I read an article tonight about some students in Denver, Colorado who walked out of classes in a planned protest again the School Board’s recent proposal to that course materials “promote citizenship, patriotism, essentials and benefits of the free-market system, respect for authority and respect for individual rights” and don’t “encourage or condone civil disorder, social strike or disregard of the law.”
High school students Bronwyn Elisha, center left, and Tori Leu, center right, cheer as a passing motorist honk in support of their protest against a Jefferson County School Board proposal to emphasize patriotism and downplay civil unrest in the teaching of U.S. history, at Ralston Valley High School, in Arvada, Colo., Tuesday, Sept. 23, 2014. Students from at least two high schools walked out of class Tuesday in the second straight day of protests in Jefferson County. (AP Photo/Brennan Linsley)(Credit: AP)
As I looked at this photo, I couldn’t help but think how incredibly proud their teachers must be. To have organized (via social media and texting) a peaceful, educated protest in order to have an education that allows them the opportunity to learn from history.
They were not the only young people using their voices for good this week.
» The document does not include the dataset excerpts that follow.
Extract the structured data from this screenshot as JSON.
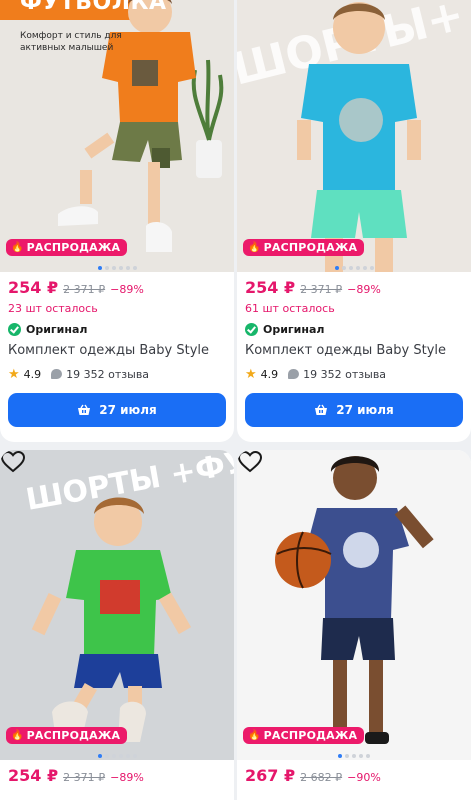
{
  "cards": [
    {
      "promo_title": "ФУТБОЛКА",
      "promo_sub": "Комфорт и стиль для активных малышей",
      "sale_badge": "РАСПРОДАЖА",
      "price": "254 ₽",
      "old_price": "2 371 ₽",
      "discount": "−89%",
      "stock": "23 шт осталось",
      "original": "Оригинал",
      "name": "Комплект одежды Baby Style",
      "rating": "4.9",
      "reviews": "19 352 отзыва",
      "delivery": "27 июля",
      "colors": {
        "bg": "#e9e6e1",
        "shirt": "#f07d1c",
        "shorts": "#6d7a47"
      }
    },
    {
      "promo_title": "ШОРТЫ+ ФУТБОЛКА",
      "sale_badge": "РАСПРОДАЖА",
      "price": "254 ₽",
      "old_price": "2 371 ₽",
      "discount": "−89%",
      "stock": "61 шт осталось",
      "original": "Оригинал",
      "name": "Комплект одежды Baby Style",
      "rating": "4.9",
      "reviews": "19 352 отзыва",
      "delivery": "27 июля",
      "colors": {
        "bg": "#ebe7e2",
        "shirt": "#2bb6de",
        "shorts": "#5fe0c0"
      }
    },
    {
      "promo_title": "ШОРТЫ +ФУТБОЛКА",
      "sale_badge": "РАСПРОДАЖА",
      "price": "254 ₽",
      "old_price": "2 371 ₽",
      "discount": "−89%",
      "colors": {
        "bg": "#d2d5d8",
        "shirt": "#3ec44a",
        "shorts": "#1d3f9a"
      }
    },
    {
      "sale_badge": "РАСПРОДАЖА",
      "price": "267 ₽",
      "old_price": "2 682 ₽",
      "discount": "−90%",
      "colors": {
        "bg": "#f5f5f5",
        "shirt": "#3c4f8f",
        "shorts": "#1e2b4d"
      }
    }
  ],
  "icons": {
    "favorite": "heart-outline-icon",
    "sale": "fire-icon",
    "verified": "check-circle-icon",
    "star": "star-icon",
    "reviews": "chat-bubble-icon",
    "delivery": "basket-icon"
  }
}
Brown graduate and actress, Emma Watson, delivered a moving speech at the United Nations headquarters in New York for the HeForShe campaign, the goal of which is motivating men and boys to end gender inequality.
Her speech was a strong, educated, passionate example of how important it is to seize any opportunity that comes your way when given the chance to use your voice. Emma shared her own nervousness about her speech, offering the following advice to herself and to others who may question wether or not they should speak out:
In my nervousness for this speech and in my moments of doubt, I told myself firmly: if not me, who? If not now, when?” – Emma Watson, UN HeForShe Speech
Finally, motivation doesn’t get much more motivational than from high school football player, Apollos Hester. He delivered the following speech in response to his team winning their football game by one point:
All of these young people are remarkable examples of how powerful their voices are. This made me question my own teaching and how often I encourage and give opportunity for students to raise their voices.
How do you allow your students to raise their voices in your classroom? Could you hang this poster in your classroom? Would your kids believe you meant it?